A CARE home nurse could be struck off over claims he injected himself with drugs while looking after vulnerable elderly residents.

Craig Campbell, who worked at Cochrane Care Home, in Johnstone, was last week hauled before a Nursing and Midwifery Council (NMC) disciplinary hearing over the allegations.

In one of the charges, he is accused of taking a patient’s end-of-life medication for his own use.

Mr Campbell, who is no longer employed at the home, has already admitted being in possession of prescription drug Levomepromazine, which is typically used as a sedative for dying patients, “without any clinical justification.”

The five-day hearing also probed other charges relating to his conduct at work.

The NWC has the power to strike him off the nursing register if any of the charges are proven.

That means he would be unable to work as a nurse in future.

Mr Campbell, from Johnstone, had already been given an interim suspension order prior to the disciplinary hearing.

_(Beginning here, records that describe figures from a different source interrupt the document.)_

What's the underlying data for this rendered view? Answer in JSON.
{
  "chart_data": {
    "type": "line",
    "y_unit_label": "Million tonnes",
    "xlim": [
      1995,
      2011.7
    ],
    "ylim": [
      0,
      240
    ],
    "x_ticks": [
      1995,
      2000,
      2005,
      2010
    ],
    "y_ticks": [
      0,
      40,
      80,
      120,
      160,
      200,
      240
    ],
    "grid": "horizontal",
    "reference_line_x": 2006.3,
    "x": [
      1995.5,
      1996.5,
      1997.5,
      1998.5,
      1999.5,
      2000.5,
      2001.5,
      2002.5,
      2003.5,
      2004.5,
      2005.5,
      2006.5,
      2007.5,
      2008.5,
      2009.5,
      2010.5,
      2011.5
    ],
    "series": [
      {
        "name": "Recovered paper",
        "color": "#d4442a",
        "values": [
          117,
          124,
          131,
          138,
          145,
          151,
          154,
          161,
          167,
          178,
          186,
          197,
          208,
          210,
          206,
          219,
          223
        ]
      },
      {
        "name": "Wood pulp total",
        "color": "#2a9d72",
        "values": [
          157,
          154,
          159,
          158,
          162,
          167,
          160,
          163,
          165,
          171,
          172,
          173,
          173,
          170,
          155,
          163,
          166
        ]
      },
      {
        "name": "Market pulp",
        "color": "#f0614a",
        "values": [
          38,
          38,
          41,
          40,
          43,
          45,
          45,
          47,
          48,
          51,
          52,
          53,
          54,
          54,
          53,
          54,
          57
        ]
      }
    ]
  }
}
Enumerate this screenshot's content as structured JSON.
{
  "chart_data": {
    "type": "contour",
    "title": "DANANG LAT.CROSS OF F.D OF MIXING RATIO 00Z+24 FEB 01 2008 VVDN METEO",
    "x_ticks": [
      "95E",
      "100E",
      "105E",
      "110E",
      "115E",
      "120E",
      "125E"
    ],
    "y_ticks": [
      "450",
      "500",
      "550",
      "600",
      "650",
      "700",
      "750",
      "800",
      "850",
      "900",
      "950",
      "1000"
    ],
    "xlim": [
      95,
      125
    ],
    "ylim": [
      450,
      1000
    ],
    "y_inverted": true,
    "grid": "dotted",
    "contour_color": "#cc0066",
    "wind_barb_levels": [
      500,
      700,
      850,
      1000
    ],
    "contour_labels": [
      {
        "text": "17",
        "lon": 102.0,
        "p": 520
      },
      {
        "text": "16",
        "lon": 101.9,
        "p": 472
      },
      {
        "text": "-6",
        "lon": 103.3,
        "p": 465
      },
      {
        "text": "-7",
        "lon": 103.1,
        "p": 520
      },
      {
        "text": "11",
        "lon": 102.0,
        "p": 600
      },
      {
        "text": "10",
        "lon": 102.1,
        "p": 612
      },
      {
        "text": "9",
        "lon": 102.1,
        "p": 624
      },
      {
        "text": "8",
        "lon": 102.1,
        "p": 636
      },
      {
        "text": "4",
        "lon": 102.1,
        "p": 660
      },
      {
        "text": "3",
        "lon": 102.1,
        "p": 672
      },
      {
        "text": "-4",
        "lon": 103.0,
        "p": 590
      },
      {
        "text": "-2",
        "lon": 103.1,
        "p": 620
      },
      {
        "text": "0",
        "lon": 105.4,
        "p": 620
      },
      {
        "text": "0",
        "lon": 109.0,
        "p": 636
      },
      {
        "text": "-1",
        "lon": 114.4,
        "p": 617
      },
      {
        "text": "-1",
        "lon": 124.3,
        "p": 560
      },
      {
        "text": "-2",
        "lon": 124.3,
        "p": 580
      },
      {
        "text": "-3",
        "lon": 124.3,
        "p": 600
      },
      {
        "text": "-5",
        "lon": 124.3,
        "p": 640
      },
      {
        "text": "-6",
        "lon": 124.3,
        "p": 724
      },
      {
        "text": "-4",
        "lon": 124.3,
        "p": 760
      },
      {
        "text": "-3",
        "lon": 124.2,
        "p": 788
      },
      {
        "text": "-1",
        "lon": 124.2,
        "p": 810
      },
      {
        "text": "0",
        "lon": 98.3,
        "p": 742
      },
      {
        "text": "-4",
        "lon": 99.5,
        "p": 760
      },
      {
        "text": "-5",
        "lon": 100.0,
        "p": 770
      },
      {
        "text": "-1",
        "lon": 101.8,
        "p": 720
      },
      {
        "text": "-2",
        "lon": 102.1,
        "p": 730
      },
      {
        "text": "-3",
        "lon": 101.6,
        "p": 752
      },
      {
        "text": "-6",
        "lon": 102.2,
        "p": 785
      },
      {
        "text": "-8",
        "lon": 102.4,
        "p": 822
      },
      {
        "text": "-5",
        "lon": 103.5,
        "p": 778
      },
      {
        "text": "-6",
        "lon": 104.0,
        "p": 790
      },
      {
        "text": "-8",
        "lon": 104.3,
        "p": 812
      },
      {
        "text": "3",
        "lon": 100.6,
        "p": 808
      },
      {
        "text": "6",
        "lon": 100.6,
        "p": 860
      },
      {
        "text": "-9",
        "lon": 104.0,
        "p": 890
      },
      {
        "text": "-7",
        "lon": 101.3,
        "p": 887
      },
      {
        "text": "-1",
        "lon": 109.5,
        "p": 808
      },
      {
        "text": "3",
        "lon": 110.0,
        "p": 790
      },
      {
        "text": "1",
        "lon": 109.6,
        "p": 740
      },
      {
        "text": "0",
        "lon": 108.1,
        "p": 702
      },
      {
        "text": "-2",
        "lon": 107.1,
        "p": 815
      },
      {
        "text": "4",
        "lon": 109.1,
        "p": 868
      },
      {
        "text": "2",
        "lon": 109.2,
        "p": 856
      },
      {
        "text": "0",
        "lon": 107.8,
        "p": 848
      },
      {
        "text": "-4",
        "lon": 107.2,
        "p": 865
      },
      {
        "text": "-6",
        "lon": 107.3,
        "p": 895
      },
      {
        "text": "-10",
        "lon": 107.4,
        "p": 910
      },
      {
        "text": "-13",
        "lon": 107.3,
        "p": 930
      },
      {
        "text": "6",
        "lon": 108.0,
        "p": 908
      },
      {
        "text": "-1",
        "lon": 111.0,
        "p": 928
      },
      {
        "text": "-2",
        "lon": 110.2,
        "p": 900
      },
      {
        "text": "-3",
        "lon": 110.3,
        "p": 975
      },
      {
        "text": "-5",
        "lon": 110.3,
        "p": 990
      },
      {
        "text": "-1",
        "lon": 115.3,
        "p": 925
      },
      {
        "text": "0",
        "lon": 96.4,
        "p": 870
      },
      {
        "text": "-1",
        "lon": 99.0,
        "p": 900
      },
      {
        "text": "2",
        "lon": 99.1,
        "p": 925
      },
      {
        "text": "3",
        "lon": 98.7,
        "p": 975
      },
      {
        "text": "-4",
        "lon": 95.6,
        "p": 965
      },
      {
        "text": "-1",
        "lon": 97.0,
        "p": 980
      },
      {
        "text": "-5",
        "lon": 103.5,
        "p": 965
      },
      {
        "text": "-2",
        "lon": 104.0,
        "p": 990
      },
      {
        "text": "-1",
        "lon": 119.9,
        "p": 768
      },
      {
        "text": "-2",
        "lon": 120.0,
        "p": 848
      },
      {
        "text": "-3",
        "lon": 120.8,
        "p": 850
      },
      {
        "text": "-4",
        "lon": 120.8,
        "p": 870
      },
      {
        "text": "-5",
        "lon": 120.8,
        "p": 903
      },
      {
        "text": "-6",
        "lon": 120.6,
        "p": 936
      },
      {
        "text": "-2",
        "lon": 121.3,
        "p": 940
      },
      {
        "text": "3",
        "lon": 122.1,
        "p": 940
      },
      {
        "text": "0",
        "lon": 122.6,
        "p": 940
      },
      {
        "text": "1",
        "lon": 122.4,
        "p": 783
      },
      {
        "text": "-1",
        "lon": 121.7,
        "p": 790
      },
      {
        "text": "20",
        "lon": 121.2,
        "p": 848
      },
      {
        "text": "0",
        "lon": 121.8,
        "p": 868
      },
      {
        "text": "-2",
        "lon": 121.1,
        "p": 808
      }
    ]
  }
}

One charge, relating to the drugs theft, states: “Your actions were dishonest in that you knew you had no clinical justification for possessing this medication but took it for your own use.”

Mr Campbell, 40, is also accused of looking after vulnerable patients in the care home while under the influence of drugs.

The most serious charge is that he injected himself in a care home toilet.

The alleged incidents are all said to have taken place on November 28, 2018.

Mr Campbell’s hearing took place before the NMC’s Fitness to Practise Committee.

It probes cases where a nurse or midwife’s fitness to practise is in question.

If the allegations are proven, Mr Campbell could also have sanctions placed on his registration.

The NMC’s judgement is expected to be made public before the end of this month.

Cochrane Care Home was placed in administration by previous owner Silverline Care earlier this year and taken over by new owners the Anavo Group.

This is not the first time Mr Campbell has been investigated by the NMC.

In 2011, he admitted forging patients’ prescriptions in order to steal a large quantity of the prescription drug diazepam.

Mr Campbell also admitted stealing another sedative – midazolam – for his own use while working at Paisley’s Royal Alexandra Hospital but the NMC allowed him to keep his licence to practise.

Instead, he was given a five-year caution order after a tribunal ruled he was guilty of misconduct.